Accueil | Actualités | Les éthylotests antidémarrage obligatoires pour les bus

Les éthylotests antidémarrage obligatoires pour les bus


Au 1er septembre, les éthylotests antidémarrage (EAD) seront obligatoires sur les bus et autocars. (Photo : AFP)

Souffler pour pouvoir démarrer: au 1er septembre, les éthylotests antidémarrage (EAD) seront obligatoires sur les bus et autocars mais la loi qui permet à des tribunaux de les imposer à des particuliers reste lettre morte, malgré leur efficacité unanimement reconnue.

Obligatoire depuis 2010 sur les bus et cars neufs transportant des enfants, les EAD devront désormais être présents sur tout véhicule de transport de personnes.

Le parc est équipé «à 80-90%», estime Stéphane Vialettes, directeur général d’Alcolock France, fabricant d’EAD. «On est de loin le premier pays au monde en nombre de véhicules de transport en commun équipés», confirme Charles Mercier-Guyon, médecin du Centre d’études et de recherches en médecine du trafic. «Par contre, pour les particuliers…»

Le principe est simple: le chauffeur souffle dans un éthylotest couplé au système de démarrage qui se bloque si l’alcoolémie est trop élevée.

Alors que la mortalité routière est repartie à la hausse (+3,5% en 2014, +3,8% depuis début 2015), les associations de sécurité routière et d’automobilistes aimeraient que ces EAD soient prescrits à des conducteurs pris pour alcool au volant, comme le prévoit la Loi d’orientation et de programmation pour la sécurité intérieure (Loppsi 2) de 2011 et comme cela se fait déjà dans certains pays scandinaves, certains Etats des Etats-Unis ou au Canada.

«C’est une mesure qui aurait de vrais effets», estime Pierre Chasseray, de l’association 40 millions d’automobilistes. Surtout que «la part des accidents mortels dus à l’alcool stagne autour de 30% depuis dix ans», rappelle Jean-Yves Salaün, dont l’association Prévention Routière a participé à une expérimentation judiciaire des EAD en Haute-Savoie.

Entre 2004 et 2011, 400 personnes condamnées pour délit alcoolique (plus de 0,8g/l de sang) ont accepté d’installer un de ces dispositifs tout en suivant un accompagnement psychologique, voire médical pour les conducteurs dépendants, pour une période de 6 mois à 3 ans.

Au menu du CISR

«La récidive a chuté des trois quarts par rapport au groupe témoin qui ne suivait pas le programme», explique Charles Mercier-Guyon, qui encadrait le volet médico-psychologique. En moyenne, la récidive baisse de moitié dans les pays qui utilisent les EAD, «et quand il y a un suivi», insiste le médecin.

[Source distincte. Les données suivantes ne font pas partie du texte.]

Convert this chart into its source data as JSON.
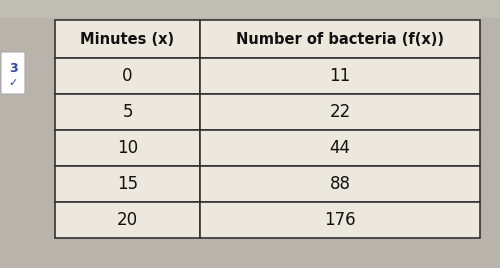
{
  "col1_header": "Minutes (x)",
  "col2_header": "Number of bacteria (f(x))",
  "rows": [
    [
      "0",
      "11"
    ],
    [
      "5",
      "22"
    ],
    [
      "10",
      "44"
    ],
    [
      "15",
      "88"
    ],
    [
      "20",
      "176"
    ]
  ],
  "table_bg": "#ede8dd",
  "border_color": "#333333",
  "text_color": "#111111",
  "page_bg": "#b8b4ac",
  "top_bar_bg": "#c0bdb5",
  "side_label": "3",
  "side_check": "✓",
  "side_label_color": "#3344aa",
  "header_fontsize": 10.5,
  "data_fontsize": 12
}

Bien qu’intégrées à la Loppsi, les «peines EAD» ne sont quasiment jamais prononcées en France.

Les causes sont multiples (suivi compliqué, homologation technique, protection des données…) mais la principale est le manque de centres installateurs, «environ 35 sur tout le territoire, contre 400 pour les autocars», selon Stéphane Vialettes.

«Les installateurs ne voient pas de marché, donc ils n’implantent pas de centres et le peu de juges qui seraient tentés de prononcer une peine EAD se disent: +Mais il n’y a pas d’installateurs dans le département+», explique Jean-Yves Salaün.

«Moins il y en a, plus c’est cher», ajoute-t-il, en référence au coût (1 260 euros pour six mois) parfois jugé discriminant. «Ça correspond au prix d’un whisky par jour», tempère Charles Mercier-Guyon. En Haute-Savoie, un système de location avait également été instauré.

«C’est une très bonne mesure qui évite de désocialiser les gens (avec un permis suspendu ou annulé) ou qu’ils conduisent sans permis. C’est complexe à mettre en oeuvre mais on va se donner les moyens de la développer», assure le délégué interministériel à la sécurité routière Emmanuel Barbe.

«Il faut une vraie volonté politique», exhorte Chantal Perrichon, de la Ligue contre la violence routière.

Les EAD devraient figurer à l’ordre du jour du Comité interministériel de sécurité routière convoqué à la rentrée. «C’est typiquement un sujet interministériel, ce qui manque en sécurité routière depuis quatre ans. Il faut que la Justice s’implique, avec l’Economie, la Santé…», estime M. Salaün.

Selon des sources proches du dossier, le gouvernement aimerait inciter les installateurs d’EAD pour bus à opérer sur les voitures, où les technologies sont différentes, afin d’avoir au moins un centre par département. Outre les tribunaux, le dispositif pourrait également être proposé par les commissions qui statuent sur les suspensions ou annulations de permis.